The public health order banning clam digging will be fully lifted on June 1, but whether clam digging will be held will be up to WDFW.
Phase three is scheduled to begin June 22 and last until July 12. Hotels and motels will move to 50% occupancy during this phase. Tent and dry campsites will be allowed to increase to 50% capacity. Rules for vacation rentals will stay the same.
The beach approaches will be open, except for Independence Day weekend. Pacific County officials are waiting to see what the crowds on Memorial Day weekend are like, before deciding whether to keep the beach approaches open during the Fourth of July holiday.
Phase four is scheduled to begin July 13 and it isn’t decided when it will end. Occupancy levels will increase to 75% for hotels, motels, full hookup RV parks and campsites. Rules for vacation rentals will stay the same.
Pacific County’s phases align with the state’s restart phases.
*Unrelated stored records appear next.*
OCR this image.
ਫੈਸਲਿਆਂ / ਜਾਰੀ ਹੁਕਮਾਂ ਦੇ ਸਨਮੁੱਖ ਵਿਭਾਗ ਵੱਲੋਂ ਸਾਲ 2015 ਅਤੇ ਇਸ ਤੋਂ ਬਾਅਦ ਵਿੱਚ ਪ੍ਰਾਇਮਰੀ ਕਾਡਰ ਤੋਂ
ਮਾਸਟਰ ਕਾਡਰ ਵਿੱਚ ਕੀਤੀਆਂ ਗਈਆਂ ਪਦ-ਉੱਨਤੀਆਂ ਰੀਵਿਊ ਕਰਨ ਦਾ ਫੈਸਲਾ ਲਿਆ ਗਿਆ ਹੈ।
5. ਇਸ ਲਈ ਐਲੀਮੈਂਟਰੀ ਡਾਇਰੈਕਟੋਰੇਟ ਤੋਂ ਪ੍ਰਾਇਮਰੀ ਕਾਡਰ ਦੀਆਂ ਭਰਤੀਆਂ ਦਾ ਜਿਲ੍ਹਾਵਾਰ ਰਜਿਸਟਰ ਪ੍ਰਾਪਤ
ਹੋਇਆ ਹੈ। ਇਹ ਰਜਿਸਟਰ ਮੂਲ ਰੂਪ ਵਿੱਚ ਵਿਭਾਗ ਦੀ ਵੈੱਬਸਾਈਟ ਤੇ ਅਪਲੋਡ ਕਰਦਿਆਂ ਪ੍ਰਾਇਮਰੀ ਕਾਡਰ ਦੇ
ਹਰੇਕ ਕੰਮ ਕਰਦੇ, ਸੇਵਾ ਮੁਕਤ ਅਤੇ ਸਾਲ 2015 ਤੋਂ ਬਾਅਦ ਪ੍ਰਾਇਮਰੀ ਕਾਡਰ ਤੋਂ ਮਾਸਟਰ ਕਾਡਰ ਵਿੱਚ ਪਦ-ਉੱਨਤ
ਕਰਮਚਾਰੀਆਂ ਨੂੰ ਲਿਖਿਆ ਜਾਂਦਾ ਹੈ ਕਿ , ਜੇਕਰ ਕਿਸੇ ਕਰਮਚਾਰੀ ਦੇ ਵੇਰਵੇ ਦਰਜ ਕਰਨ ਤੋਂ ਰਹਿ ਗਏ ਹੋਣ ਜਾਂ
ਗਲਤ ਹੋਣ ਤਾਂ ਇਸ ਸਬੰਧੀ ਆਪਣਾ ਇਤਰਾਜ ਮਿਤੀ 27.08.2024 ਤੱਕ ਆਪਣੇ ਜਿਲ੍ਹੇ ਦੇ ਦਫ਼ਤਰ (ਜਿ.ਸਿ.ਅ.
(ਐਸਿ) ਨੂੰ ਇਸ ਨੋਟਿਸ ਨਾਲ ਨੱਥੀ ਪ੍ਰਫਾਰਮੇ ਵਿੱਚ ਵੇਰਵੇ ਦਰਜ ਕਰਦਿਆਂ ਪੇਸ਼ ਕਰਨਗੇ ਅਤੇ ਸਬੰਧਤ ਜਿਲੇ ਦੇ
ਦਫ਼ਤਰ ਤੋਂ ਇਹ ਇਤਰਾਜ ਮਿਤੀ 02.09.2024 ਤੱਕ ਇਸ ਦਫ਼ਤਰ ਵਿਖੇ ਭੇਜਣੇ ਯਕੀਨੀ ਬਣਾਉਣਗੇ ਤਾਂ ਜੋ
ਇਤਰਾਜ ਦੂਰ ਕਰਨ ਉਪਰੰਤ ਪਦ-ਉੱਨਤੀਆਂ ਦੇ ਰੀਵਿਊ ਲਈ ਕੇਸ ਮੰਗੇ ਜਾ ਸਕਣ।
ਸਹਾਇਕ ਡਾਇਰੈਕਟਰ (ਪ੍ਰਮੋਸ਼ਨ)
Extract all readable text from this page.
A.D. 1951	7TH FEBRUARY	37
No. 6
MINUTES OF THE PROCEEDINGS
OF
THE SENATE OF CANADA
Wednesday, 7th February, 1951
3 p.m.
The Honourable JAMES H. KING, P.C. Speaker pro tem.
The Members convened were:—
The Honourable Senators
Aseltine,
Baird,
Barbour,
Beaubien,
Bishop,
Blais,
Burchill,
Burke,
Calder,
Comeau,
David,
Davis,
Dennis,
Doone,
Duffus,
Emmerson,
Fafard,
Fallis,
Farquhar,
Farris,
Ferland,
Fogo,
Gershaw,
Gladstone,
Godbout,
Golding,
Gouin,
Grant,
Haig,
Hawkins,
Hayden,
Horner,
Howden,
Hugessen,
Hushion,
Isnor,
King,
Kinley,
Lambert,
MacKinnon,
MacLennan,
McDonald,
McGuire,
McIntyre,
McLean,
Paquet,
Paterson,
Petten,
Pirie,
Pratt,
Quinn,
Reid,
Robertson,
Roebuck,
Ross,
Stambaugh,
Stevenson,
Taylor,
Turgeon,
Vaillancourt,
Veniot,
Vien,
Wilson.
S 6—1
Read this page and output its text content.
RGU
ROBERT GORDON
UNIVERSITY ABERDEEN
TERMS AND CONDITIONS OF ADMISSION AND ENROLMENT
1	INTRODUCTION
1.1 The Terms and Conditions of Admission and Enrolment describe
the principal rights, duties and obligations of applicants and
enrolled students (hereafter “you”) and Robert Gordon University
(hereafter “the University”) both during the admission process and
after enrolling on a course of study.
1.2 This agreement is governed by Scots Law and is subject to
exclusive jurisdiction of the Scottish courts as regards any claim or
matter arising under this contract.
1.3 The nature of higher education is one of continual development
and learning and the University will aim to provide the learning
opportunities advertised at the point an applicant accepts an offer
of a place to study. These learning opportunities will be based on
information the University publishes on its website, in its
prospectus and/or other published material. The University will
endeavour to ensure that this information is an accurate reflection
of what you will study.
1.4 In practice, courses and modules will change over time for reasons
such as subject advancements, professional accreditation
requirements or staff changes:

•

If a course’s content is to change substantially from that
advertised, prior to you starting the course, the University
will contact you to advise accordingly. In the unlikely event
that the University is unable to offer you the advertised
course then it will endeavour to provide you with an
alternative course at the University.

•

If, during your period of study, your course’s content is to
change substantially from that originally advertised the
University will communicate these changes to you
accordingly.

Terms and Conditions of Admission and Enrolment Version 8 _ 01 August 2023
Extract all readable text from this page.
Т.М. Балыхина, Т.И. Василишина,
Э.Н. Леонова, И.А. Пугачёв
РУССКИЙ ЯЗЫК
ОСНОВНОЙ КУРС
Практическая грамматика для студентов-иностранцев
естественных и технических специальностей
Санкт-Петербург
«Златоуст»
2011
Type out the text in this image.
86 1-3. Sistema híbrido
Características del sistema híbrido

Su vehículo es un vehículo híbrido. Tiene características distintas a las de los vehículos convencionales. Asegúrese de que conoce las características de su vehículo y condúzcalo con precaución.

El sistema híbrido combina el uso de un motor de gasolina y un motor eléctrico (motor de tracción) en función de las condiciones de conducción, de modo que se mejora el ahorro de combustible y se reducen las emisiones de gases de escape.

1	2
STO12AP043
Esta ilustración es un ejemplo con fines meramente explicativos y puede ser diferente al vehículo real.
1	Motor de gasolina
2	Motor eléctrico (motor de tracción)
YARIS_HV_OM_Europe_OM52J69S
The state is expected to enter phase 2 of reopening on June 1, with people allowed to return to working in jobs such as, hair and nail salons, barbers, pet groomers, real estate, nannies and house cleaners. Restaurants are expected to be allowed to reopen at 50% capacity in phase 2 as well.
Hospitality businesses will be required to submit a safety plan prior to reopening. Examples of things businesses must have in place before reopening include: remote check-in; business-provided masks; barriers at points of check-in; employee health screening; restricted elevator use to one party at a time; public spaces closed, such as spas, hot tubs, gyms and lounges; communal restrooms cleaned and disinfected twice a day; a log of guests, with information kept on file for a minimum of four weeks; and other hygiene and operations requirements.